The shimmering chevrons are designed to make ambulances more visible. Specifically, they aim to help prevent crashes, which studies indicate account for more than half the on-the-job deaths of ambulance workers.

The stripes help emergency vehicles stand out, said Rusty James, incident management coordinator for Kansas City SCOUT, the bistate traffic management system.

“You would think with all the lights they have on those things that visibility wouldn’t be an issue, but it continues to be,” he said.

No MAST workers have been injured seriously in collisions in recent years, said Jason White, MAST governmental relations director. But several firefighters were hurt in 2007 when a driver plowed into their vehicles on Interstate 435 near Truman Road.

The ambulance employees on the scene dived out of the way just in time.

There have been many more “near misses,” D’Agostino said, compelling emergency responders to watch their backs on the road even while tending to patients.

“It’s scary, bottom line,” he said. “That’s the bullet that I can’t stop, that car coming down the road.”

The technical term for the concept behind the stripes is conspicuity.

First, D’Agostino said, a conspicuous object must trigger the senses to stand out from its surroundings from a distance. Next, drivers must process cognitively what to do about the object they see.

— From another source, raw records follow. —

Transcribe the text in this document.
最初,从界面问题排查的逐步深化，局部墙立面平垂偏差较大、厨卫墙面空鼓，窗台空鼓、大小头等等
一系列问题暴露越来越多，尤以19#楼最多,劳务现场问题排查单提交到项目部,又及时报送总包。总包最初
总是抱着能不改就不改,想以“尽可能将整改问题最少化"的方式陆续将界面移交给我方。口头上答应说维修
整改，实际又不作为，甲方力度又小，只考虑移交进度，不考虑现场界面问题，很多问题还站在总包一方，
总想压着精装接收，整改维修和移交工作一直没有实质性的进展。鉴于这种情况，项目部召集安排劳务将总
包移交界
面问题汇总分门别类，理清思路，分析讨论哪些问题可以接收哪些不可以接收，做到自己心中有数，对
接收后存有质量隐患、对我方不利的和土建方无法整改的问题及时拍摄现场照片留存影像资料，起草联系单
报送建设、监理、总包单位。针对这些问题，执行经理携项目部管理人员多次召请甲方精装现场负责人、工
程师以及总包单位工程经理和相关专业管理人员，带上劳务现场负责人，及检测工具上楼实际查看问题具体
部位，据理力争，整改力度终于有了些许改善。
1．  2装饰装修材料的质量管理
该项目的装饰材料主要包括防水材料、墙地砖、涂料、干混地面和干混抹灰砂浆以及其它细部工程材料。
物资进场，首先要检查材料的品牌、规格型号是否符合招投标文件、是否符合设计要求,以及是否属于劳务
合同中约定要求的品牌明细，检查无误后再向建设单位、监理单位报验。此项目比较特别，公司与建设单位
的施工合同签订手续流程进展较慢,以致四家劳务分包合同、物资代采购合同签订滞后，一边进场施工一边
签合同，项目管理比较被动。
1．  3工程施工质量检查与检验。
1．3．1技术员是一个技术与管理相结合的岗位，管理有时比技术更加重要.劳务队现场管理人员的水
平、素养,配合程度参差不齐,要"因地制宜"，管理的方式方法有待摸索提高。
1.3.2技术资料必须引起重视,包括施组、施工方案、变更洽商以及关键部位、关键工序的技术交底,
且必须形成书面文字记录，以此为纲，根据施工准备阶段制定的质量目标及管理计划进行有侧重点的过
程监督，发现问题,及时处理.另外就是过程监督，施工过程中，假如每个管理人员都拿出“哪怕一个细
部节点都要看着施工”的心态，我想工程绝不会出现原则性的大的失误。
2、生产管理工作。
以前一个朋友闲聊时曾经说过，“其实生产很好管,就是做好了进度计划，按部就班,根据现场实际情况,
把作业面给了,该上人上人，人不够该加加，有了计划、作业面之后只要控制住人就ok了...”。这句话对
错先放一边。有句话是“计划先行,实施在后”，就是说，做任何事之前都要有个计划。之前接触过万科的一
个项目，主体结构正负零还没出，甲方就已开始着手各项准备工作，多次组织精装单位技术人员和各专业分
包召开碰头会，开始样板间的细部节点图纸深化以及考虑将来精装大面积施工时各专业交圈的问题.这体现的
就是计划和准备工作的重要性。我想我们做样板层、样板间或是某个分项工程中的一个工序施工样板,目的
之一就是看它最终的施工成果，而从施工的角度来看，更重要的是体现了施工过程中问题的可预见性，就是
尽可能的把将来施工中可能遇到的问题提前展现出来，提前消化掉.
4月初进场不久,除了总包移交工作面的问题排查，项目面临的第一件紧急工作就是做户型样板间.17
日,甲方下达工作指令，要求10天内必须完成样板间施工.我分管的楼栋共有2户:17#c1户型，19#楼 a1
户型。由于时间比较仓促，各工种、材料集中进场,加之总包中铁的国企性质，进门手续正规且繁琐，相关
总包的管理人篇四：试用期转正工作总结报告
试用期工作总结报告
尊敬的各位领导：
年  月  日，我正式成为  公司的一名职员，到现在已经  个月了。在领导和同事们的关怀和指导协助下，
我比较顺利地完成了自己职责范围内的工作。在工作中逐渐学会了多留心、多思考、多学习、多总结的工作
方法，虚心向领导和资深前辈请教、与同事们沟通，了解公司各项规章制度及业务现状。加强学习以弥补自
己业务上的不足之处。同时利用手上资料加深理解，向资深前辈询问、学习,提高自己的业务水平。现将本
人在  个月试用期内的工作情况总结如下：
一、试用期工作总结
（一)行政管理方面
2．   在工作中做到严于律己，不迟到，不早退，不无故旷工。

Studies have shown that chevrons such as those used by MAST — they meet in the middle, forming a peak rather than a ‘V’ — subliminally trigger drivers to steer away from them, D’Agostino said.

Emergency vehicles in the United Kingdom take the idea even further. Many sport chevrons on the back, plus oversized checkerboard patterns covering both sides.

D’Agostino said that all-over markings probably wouldn’t hurt, but that MAST is trying to balance cost with effectiveness. Because other vehicles are most likely to approach parked emergency vehicles from behind, officials targeted the ambulances’ back ends.

MAST began replacing its 56-ambulance fleet in 2006. The $6.5 million endeavor is being funded by a quarter-cent public safety sales tax approved in 2002. The stripes cost about $700 per ambulance.

Almost half of the new units are already on the streets, with the rest to trickle in by the end of April, said Jason White, governmental relations director.

New arrivals should come with chevrons intact, White said. The other ambulances will return to the Columbia dealership they came from to have the stripe decals affixed.

Several Kansas City area entities have added chevrons to the backs of fire trucks, but only a few have similar markings on their ambulances.

Belton ambulances have red and yellow chevrons covering the lower half of the vehicles’ back ends. Liberty ambulances have had red and white chevrons on the back for about a year, said Fire Chief Gary Birch.

Paul Lininger, emergency medical services chief for the Central Jackson County Fire Protection District, said the district is considering chevrons on the next ambulance it orders.

For decades, the federal government mandated that all ambulances be white with a solid orange, single stripe. But that is no longer a requirement, and the agency that licenses Missouri ambulance providers has no restrictions on color schemes, said Greg Natsch, chief with the Bureau of Emergency Medical Services of the Missouri Department of Health and Senior Services.

As long as the vehicles are clearly recognizable as ambulances, providers can paint them however they want, Natsch said.

Natsch said he had seen more of the colorful European-inspired markings recently.

“Fire trucks have been hit by cars, ambulances have been hit by cars, firefighters and EMTs have been hit by cars,” he said. “Anything that can improve the visibility is always a positive.”